Когда Денис сказал о сыне, Елена чуть улыбнулась, добавление дочери разозлило окончательно. Слова путались и, сбивая друг друга, не желали выстраиваться в нормальные фразы.
— Сын… Дочка… — повторила Елена и неожиданно ловким движением стянула через голову тонкий свитер. — А с этим как? Ты глаза-то открой! Будь у меня сейчас сын, ты бы не зажмурился, жрал бы яичницу, ковырял в зубах и смотрел в окно…
Денис покорно глаза открыл, но не поднял. Елена подошла и прижала его голову к груди.
Потом Денис ничего вспомнить не мог, и беспамятство это приводило его в бешенство. Он ощущал себя и крезом, и нищим. Елена вела себя, словно ничего не произошло. Денис несколько дней старался с ее мужем не встречаться, затем все как-то само собой вошло в привычную колею.
Денис купил «Волгу» и окончательно расстался с друзьями. Они появилисъ, как всегда, вдвоем, мазнули по сверкающей машине взглядом, один, криво улыбнувшись, попросил прокатить, второй, он всегда был в их троице главным, прижал Дениса к машине и, тяжело дыша ему в лицо, сказал:
— Ты был олимпийцем, Сергачев, ты был нашим другом.
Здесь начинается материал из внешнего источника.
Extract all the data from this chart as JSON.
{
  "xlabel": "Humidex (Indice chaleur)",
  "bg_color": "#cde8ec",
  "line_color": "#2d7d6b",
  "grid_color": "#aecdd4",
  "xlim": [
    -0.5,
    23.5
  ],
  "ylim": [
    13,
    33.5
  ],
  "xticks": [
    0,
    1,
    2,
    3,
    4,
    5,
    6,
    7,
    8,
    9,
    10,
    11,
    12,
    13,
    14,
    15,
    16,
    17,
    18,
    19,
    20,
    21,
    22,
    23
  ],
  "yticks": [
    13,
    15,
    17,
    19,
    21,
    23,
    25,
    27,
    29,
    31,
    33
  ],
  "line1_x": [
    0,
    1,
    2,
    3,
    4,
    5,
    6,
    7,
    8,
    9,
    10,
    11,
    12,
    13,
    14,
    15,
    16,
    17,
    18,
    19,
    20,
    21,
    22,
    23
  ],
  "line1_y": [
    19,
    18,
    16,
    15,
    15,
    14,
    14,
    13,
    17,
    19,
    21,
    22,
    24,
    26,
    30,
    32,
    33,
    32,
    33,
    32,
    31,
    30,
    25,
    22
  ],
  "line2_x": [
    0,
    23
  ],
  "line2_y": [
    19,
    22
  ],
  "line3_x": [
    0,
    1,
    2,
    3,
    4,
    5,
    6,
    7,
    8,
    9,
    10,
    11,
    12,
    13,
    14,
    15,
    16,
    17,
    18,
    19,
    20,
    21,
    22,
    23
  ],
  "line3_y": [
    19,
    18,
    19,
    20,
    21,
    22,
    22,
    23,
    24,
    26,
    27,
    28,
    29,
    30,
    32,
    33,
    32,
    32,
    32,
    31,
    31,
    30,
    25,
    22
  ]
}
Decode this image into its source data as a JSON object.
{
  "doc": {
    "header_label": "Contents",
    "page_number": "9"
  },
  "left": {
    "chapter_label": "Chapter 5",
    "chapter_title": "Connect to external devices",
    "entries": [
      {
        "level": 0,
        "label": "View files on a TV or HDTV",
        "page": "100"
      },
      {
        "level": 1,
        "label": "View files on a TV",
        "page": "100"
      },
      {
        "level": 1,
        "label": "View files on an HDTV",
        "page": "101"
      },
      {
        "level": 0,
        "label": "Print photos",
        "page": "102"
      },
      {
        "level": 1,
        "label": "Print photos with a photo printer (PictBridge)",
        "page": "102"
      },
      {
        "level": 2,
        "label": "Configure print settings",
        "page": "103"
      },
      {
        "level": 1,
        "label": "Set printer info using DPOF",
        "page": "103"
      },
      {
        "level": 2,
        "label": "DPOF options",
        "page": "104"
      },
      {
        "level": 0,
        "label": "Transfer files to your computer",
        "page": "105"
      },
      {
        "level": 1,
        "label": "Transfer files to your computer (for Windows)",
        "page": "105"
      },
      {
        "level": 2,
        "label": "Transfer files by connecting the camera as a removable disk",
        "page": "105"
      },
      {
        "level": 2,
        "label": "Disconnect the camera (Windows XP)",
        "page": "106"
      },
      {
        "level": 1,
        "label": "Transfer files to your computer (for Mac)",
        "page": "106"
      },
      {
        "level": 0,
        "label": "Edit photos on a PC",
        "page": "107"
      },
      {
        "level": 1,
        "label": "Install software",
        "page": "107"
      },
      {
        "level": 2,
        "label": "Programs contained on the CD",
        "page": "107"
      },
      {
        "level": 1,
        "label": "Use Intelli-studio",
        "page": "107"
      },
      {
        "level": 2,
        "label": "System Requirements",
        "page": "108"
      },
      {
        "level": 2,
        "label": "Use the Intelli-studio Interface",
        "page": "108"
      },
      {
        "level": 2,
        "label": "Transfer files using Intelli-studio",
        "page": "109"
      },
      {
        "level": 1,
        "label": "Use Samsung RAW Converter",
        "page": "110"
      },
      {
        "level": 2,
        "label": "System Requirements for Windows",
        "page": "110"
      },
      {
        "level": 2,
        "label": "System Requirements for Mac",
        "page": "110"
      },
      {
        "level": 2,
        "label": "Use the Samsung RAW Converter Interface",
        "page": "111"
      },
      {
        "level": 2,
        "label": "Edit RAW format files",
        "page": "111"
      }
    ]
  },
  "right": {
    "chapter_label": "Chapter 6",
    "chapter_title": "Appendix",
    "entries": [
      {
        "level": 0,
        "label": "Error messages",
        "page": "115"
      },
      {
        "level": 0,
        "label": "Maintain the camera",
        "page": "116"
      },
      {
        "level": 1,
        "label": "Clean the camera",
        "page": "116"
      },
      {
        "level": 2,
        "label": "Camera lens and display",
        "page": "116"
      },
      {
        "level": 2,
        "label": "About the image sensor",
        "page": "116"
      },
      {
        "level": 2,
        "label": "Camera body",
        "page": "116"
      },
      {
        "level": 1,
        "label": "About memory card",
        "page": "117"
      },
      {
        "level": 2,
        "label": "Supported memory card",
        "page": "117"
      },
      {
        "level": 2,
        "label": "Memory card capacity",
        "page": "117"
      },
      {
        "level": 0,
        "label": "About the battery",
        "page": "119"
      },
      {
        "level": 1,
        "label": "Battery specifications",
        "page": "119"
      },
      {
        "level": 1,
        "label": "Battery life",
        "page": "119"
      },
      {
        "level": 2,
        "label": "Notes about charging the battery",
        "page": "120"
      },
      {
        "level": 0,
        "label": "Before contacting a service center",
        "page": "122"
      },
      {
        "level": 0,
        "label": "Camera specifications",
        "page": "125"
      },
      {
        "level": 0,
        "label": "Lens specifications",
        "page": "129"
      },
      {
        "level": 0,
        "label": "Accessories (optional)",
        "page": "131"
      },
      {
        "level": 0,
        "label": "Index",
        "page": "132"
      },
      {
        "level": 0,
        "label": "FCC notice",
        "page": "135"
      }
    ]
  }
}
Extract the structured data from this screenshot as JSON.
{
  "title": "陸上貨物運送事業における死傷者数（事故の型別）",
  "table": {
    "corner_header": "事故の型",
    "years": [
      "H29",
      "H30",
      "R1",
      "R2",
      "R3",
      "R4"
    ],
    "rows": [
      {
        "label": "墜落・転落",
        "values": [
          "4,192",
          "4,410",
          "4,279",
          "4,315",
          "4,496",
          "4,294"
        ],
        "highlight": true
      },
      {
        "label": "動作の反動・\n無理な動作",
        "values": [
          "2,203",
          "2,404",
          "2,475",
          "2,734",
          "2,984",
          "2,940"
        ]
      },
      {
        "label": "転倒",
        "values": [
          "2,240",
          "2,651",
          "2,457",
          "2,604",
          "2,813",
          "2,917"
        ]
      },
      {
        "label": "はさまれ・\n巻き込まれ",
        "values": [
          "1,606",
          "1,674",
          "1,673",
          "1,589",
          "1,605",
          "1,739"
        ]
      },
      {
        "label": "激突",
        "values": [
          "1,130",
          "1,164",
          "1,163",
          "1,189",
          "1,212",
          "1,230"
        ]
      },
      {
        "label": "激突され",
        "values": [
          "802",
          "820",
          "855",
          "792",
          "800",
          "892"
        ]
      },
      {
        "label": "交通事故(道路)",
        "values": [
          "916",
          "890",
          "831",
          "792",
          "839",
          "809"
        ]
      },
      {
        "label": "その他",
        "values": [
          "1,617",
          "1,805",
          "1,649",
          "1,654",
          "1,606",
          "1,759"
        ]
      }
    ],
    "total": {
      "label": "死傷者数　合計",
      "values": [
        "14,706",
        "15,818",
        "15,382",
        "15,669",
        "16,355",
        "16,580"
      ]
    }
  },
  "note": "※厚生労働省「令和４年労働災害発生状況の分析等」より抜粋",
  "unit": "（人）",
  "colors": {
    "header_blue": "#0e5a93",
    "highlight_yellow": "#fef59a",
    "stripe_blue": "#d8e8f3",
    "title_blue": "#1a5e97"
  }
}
Теперь ты вроде гоголевского Андрия. Я не Тарас, я тебя не рожал, почему ты оказался предателем, не знаю. Когда тебе станет совсем плохо — позвони. Если тебя не подпустят к телефону, — он отстранился, оглядел Дениса, словно раньше никогда не видел, — напиши… В память о Денисе Сергачеве, который был, мы придем.
Вечером впервые в жизни Денис напился.
Неожиданную помощь в борьбе с новым увлечением ему оказала та же «Волга». Елена требовала, чтобы Денис ежедневно ездил на машине, подъезжал к редакции, к Спорткомитету, в Лужники. В общем, во всех местах, где его знали и могли видеть, он должен быть за рулем. Мало того, если раньше, разъезжая по своим личным делам, она водила «Жигули» сама, то теперь просила Дениса.
Денис и Елена выступали во внешнем мире как деловые партнеры. Действительно же он был шофером, охранником — хотя об этой роли не догадывался, — представительным и престижным ухажером, который былую страсть сменил на безнадежную и платоническую любовь. В последней роли Денис нравился всем. Елене — потому что такого пажа ни у кого из подруг не было. Фигура, имя, даже обаяние! Милые подружки, радуйтесь за меня и не портите себе цвет лица. Мужчинам Денис был симпатичен, так как среди приятелей за рюмкой можно сказать: «Денис Сергачев, — знаете, этот самый? — за пивом бегает, вчера теплое принес, стартовал заново». Был Денис Сергачев Олимпиец — все с большой буквы, и другие чувствовали себя рядом с ним неполноценными пигмеями, сражались в его присутствии лишь с комплексом неполноценности. Жизнь всех расставила по своим местам. Подругам Елены Денис служил как бы допингом и стимулом. Все давно обрыдло, пошлые мужья-добытчики только о деньгах и говорят, скабрезные анекдоты рассказывают, за спиной шепчутся о девчонках. А появляется Денис Сергачев?! Пусть пока под пятой у этой бездушной стервы… Глаза у Дениса на месте, мозги не все растерял, оглянется, разберется, кто есть кто.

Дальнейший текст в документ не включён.